Comment la guérison de Sœur Bernadette Moriau a été reconnue miraculeuse

Les miracles dans la vie sont quotidiens pour qui sait les reconnaître

Le 11 février 2018, l’évêque de Beauvais, Mgr Benoît-Gonnin (France) a déclaré le caractère « prodigieux-miraculeux et la valeur de signe divin de la guérison de Sœur Bernadette Moriau. » Retour sur la procédure qui a abouti à la proclamation officielle du 70e miracle de Lourdes. Un cas d’école.

Comment la guérison de Sœur Bernadette Moriau a été reconnue miraculeuse

Commençons par la fin

La guérison de Sœur Bernadette Moriau, religieuse de la congrégation des franciscaines oblates du Sacré-Coeur de Jésus, intervenue le 11 juillet 2008 après son pèlerinage à Lourdes, et reconnue le 11 février 2018, est officiellement le 70e miracle attribué à l’intercession de Notre-Dame de Lourdes.
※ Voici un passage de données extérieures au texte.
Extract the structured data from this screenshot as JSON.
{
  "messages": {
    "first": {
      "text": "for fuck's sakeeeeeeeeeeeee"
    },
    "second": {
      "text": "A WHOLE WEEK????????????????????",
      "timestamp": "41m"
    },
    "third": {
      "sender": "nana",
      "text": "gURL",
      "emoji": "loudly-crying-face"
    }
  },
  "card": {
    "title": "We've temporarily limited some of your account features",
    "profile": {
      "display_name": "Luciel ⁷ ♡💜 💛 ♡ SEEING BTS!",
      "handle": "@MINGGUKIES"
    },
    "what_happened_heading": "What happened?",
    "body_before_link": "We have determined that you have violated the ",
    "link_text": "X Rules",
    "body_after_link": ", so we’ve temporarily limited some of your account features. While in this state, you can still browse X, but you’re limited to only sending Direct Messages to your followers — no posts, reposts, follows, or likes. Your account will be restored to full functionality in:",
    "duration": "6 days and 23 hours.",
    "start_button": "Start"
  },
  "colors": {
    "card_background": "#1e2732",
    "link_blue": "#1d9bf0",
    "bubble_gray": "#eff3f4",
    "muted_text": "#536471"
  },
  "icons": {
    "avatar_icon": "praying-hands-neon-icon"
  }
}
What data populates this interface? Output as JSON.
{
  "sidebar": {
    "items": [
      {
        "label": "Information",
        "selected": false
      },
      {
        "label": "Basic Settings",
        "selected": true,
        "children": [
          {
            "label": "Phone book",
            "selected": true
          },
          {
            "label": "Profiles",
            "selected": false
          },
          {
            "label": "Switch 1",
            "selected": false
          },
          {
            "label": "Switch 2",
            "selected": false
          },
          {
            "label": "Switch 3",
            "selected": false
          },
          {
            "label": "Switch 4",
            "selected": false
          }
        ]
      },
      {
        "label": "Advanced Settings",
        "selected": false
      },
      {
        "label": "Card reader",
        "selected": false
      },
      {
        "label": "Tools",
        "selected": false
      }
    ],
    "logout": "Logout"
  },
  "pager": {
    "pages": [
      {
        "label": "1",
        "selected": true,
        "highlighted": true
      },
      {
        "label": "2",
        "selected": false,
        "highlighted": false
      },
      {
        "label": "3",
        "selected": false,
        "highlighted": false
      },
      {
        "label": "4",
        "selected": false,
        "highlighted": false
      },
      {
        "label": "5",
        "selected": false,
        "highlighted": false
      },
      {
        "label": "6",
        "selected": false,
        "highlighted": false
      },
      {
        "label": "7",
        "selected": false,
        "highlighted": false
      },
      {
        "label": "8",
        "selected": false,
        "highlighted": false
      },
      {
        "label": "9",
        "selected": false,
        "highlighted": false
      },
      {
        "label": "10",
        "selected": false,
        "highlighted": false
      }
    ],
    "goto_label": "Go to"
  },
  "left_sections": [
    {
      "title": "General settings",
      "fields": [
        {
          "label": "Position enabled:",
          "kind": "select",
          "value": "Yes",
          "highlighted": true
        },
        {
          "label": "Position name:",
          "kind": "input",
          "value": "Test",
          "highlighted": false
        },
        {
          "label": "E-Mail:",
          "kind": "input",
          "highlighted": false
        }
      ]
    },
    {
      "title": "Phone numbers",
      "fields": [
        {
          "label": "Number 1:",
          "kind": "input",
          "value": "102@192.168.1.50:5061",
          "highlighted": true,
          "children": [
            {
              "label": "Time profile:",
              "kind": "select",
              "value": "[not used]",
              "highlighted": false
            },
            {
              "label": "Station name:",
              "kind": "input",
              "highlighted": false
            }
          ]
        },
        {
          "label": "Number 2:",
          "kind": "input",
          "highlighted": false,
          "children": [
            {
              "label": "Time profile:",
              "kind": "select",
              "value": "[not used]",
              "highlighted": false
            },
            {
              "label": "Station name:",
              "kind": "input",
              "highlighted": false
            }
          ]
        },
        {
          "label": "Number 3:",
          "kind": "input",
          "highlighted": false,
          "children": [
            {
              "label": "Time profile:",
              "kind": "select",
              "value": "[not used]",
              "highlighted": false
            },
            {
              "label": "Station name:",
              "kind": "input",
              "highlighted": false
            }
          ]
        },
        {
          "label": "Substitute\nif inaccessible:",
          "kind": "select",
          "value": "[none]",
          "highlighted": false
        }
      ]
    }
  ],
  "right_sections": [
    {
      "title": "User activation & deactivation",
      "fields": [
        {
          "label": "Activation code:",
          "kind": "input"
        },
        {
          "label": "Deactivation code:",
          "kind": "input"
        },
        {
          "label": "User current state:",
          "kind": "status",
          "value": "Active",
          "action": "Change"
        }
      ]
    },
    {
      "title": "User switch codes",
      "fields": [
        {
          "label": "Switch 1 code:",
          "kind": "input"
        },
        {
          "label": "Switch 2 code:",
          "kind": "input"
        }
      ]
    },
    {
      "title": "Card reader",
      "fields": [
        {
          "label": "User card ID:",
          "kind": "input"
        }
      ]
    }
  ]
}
C’est une joie immense pour toute l’Eglise car « cette guérison nous redit la présence aimante et agissante de Notre Dame dans la vie des fidèles qui, comme elle, veulent se mettre à l’écoute de la Parole de Dieu et la mettre en pratique », explique Mgr Jacques Benoit-Gonnin, l’évêque du diocèse de Beauvais où réside la religieuse.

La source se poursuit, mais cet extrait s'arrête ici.